Strache bei paramilitärischen Übungen
Zudem erwarteten sich die Kameraden von der FPÖ, bei der 1993 einige Mandatare und Funktionäre ausgetreten waren, um das Liberale Forum zu gründen, auch am ehesten Schutz vor der politischen Verfolgung und Unterstützung. Eine Hoffnung, die zumindest für einige Jahre nicht unberechtigt war, wie die aggressive und offensive Positionierung der FPÖ in der Briefbomben-Affäre zeigte.
Sebastian Ortner (damals noch Müllegger) trat jedenfalls 1994 in die FPÖ ein und 1997 wieder aus. Warum 1997 aber schon wieder der Austritt?

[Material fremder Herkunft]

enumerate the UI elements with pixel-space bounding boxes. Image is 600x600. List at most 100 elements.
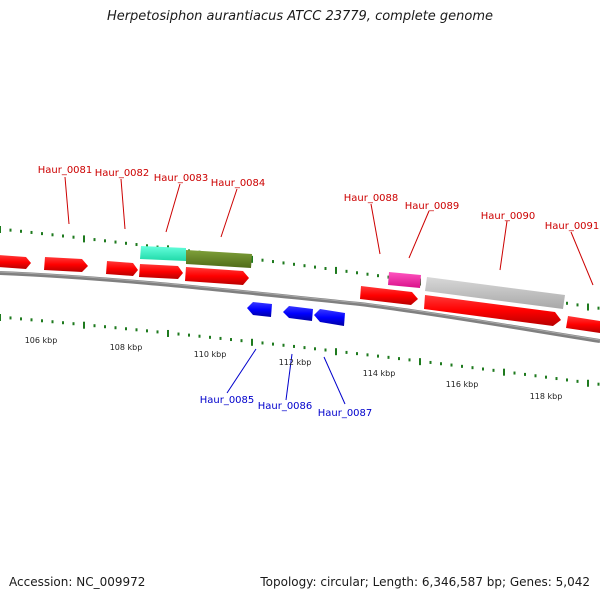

Die FPÖ bereitete sich damals programmatisch auf ihren Regierungseintritt vor. Ausgerechnet der „Dobermann“ der FPÖ, der damals geschäftsführende Klubobmann Ewald Stadler, bereitete das neue Parteiprogramm mit Kampfansagen an das stramm deutschnationale Lager vor: durch ein Bekenntnis zum „wehrhaften Christentum“ und die angekündigte Streichung der Passage, in der sich die Partei der „deutschen Sprach-und Kulturgemeinschaft“ verpflichtete. Den Affront verstärkte Stadler noch, indem er in der Präambel die FPÖ als die „Hüterin und Wahrerin des Österreich-Patriotismus“ auswies. Schon lange vor dem Parteitag Ende Oktober 1997, auf dem das neue Parteiprogramm „als patriotisches Geburtstagsgeschenk für Österreich“ (Ewald Stadler) beschlossen wurde, gab es im deutschnationalen Lager heftige Debatten, massiven öffentlichen Widerstand und auch einige Austritte.
Ob Ortner und andere aus diesen Gründen die FPÖ wieder verlassen haben, können wir natürlich nur mutmaßen. Was jedenfalls noch auffällt, ist der Zeitpunkt seines Wiedereintritts 2005 — und dass die FPÖ seit dem Juni 2011 in ihrem erneuerten Parteiprogramm das Bekenntnis zur „deutschen Sprach- und Kulturgemeinschaft“ wieder aufgenommen hat.